Japan’s hibakusha, the survivors of the nuclear bombs, were often discriminated against by neighbours, who feared they might pass on contamination. After the tsunami, there were isolated instances of rescue workers refusing to evacuate people from close to the Fukushima nuclear plant and even evacuation centres turning people away until they had been screened for radiation. As for the 340 woodblocks, they were returned to Rikuzentakata, where they were incinerated in a square bonfire.

Even that was not the end of the saga. Feeling repentant and stung by the public outcry, Kyoto announced it had now changed its mind and was prepared to burn 500 woodblocks of Rikuzentakata pine. New blocks were duly prepared and dispatched. But when they were tested, tiny traces of radioactive caesium, which has a half-life of thirty years, were discovered. Once again, they were considered too dangerous to burn. Futoshi Toba, the mayor of Rikuzentakata who had lost his wife to the tsunami, even offered his apologies to the people of Kyoto for causing them anxiety. It was a dignified gesture. But it was the people of Rikuzentakata who deserved the apology.

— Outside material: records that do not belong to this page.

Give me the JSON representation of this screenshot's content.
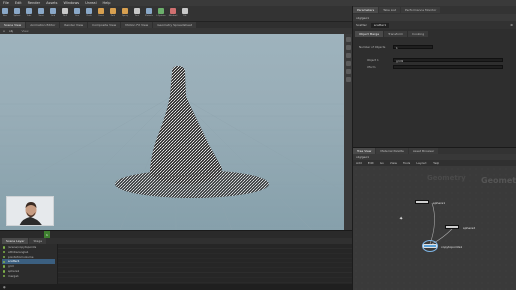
{
  "menu": [
    "File",
    "Edit",
    "Render",
    "Assets",
    "Windows",
    "Unreal",
    "Help"
  ],
  "shelf": {
    "tools": [
      {
        "label": "Box",
        "color": "#8aa8c8"
      },
      {
        "label": "Sphere",
        "color": "#8aa8c8"
      },
      {
        "label": "Tube",
        "color": "#8aa8c8"
      },
      {
        "label": "Torus",
        "color": "#8aa8c8"
      },
      {
        "label": "Grid",
        "color": "#8aa8c8"
      },
      {
        "label": "Null",
        "color": "#c8c8c8"
      },
      {
        "label": "Line",
        "color": "#8aa8c8"
      },
      {
        "label": "Circle",
        "color": "#8aa8c8"
      },
      {
        "label": "Curve",
        "color": "#d8a050"
      },
      {
        "label": "Path",
        "color": "#d8a050"
      },
      {
        "label": "Spray",
        "color": "#d8a050"
      },
      {
        "label": "Font",
        "color": "#c8c8c8"
      },
      {
        "label": "Platonic",
        "color": "#8aa8c8"
      },
      {
        "label": "L-System",
        "color": "#6cb06c"
      },
      {
        "label": "Metaball",
        "color": "#d07070"
      },
      {
        "label": "File",
        "color": "#c8c8c8"
      }
    ]
  },
  "viewport": {
    "tabs": [
      "Scene View",
      "Animation Editor",
      "Render View",
      "Composite View",
      "Motion FX View",
      "Geometry Spreadsheet"
    ],
    "path": "obj",
    "context": "View"
  },
  "timeline": {
    "current_frame": "1"
  },
  "scene_panel": {
    "tabs": [
      "Scene Layer",
      "Stage"
    ],
    "rows": [
      {
        "label": "/scene/copytopoints",
        "selected": false
      },
      {
        "label": "attribwrangle1",
        "selected": false
      },
      {
        "label": "pointsfromvolume",
        "selected": false
      },
      {
        "label": "scatter1",
        "selected": true
      },
      {
        "label": "grid",
        "selected": false
      },
      {
        "label": "sphere1",
        "selected": false
      },
      {
        "label": "merge1",
        "selected": false
      }
    ]
  },
  "parameters": {
    "tabs": [
      "Parameters",
      "Take List",
      "Performance Monitor"
    ],
    "path": "obj/geo1",
    "node_type": "Scatter",
    "node_name": "scatter1",
    "subtabs": [
      "Object Merge",
      "Transform",
      "Cooking"
    ],
    "fields": [
      {
        "label": "Number of Objects",
        "value": "1"
      },
      {
        "label": "Object 1",
        "value": "grid1"
      },
      {
        "label": "Xform",
        "value": ""
      }
    ]
  },
  "network": {
    "tabs": [
      "Tree View",
      "Material Palette",
      "Asset Browser"
    ],
    "path": "obj/geo1",
    "menu": [
      "Add",
      "Edit",
      "Go",
      "View",
      "Tools",
      "Layout",
      "Help"
    ],
    "watermark_left": "Geometry",
    "watermark_right": "Geometry",
    "nodes": [
      {
        "label": "sphere1"
      },
      {
        "label": "sphere2"
      },
      {
        "label": "copytopoints1"
      }
    ]
  },
  "colors": {
    "selected": "#3b5f80",
    "active_node": "#58a0d8"
  }
}
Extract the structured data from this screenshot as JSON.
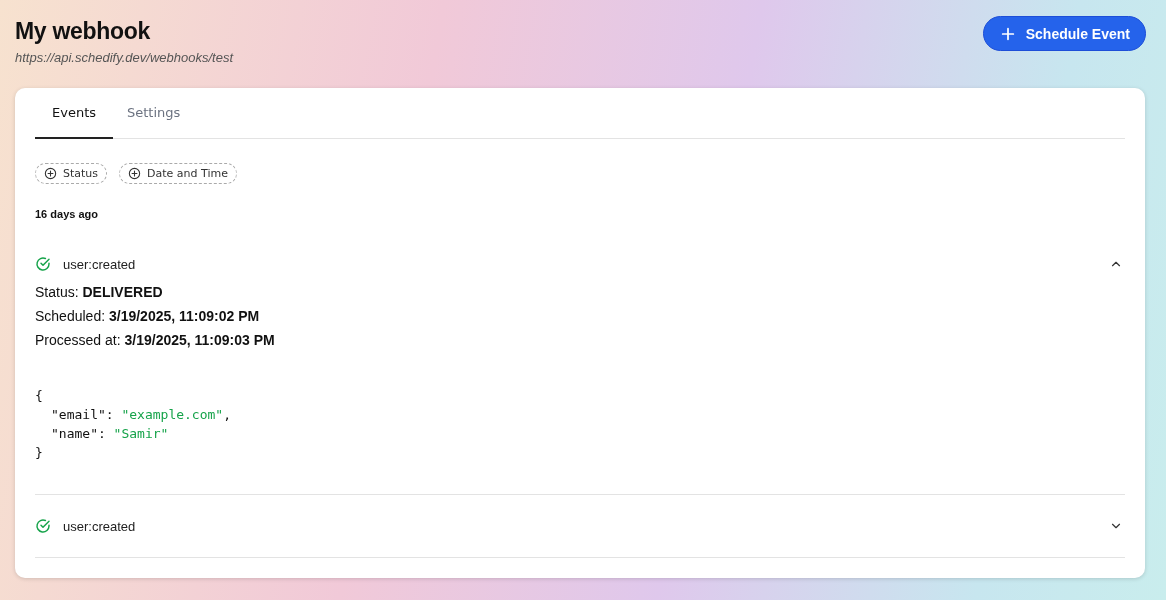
{
  "header": {
    "title": "My webhook",
    "url": "https://api.schedify.dev/webhooks/test",
    "action_button": "Schedule Event"
  },
  "tabs": [
    {
      "label": "Events",
      "selected": true
    },
    {
      "label": "Settings",
      "selected": false
    }
  ],
  "filters": [
    "Status",
    "Date and Time"
  ],
  "group_label": "16 days ago",
  "events": [
    {
      "name": "user:created",
      "kind": "success",
      "expanded": true,
      "details": [
        "Status: **DELIVERED**",
        "Scheduled: **3/19/2025, 11:09:02 PM**",
        "Processed at: **3/19/2025, 11:09:03 PM**"
      ],
      "payload": [
        {
          "kind": "brace",
          "text": "{"
        },
        {
          "kind": "pair",
          "key": "\"email\":",
          "value": "\"example.com\"",
          "trail": ","
        },
        {
          "kind": "pair",
          "key": "\"name\":",
          "value": "\"Samir\""
        },
        {
          "kind": "brace",
          "text": "}"
        }
      ]
    },
    {
      "name": "user:created",
      "kind": "success",
      "expanded": false
    }
  ]
}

Writing in the Mainichi newspaper, the columnist Hiroshi Fuse expressed sadness at the sorry affair. ‘Some people have criticized the Kyoto municipal government and the organizer as being “narrow minded” over the latest case, while others have appreciated their decision as “calm judgement not being overwhelmed by emotion”,’ he wrote. Personally he wondered why people were afraid of such minute levels of radiation. ‘I prayed to the Kyoto bonfire of 16 August that firewood from quake- and tsunami-hit areas can be burned in the Gozan no Okuribi festival next year.’5

While Sasaki was telling the story of the rejected pine, I noticed that Toshiki had quietly left the table. When I looked over, I saw he had lit some incense. He was on his knees, head bowed, quietly praying to the photograph of Sasaki’s wife.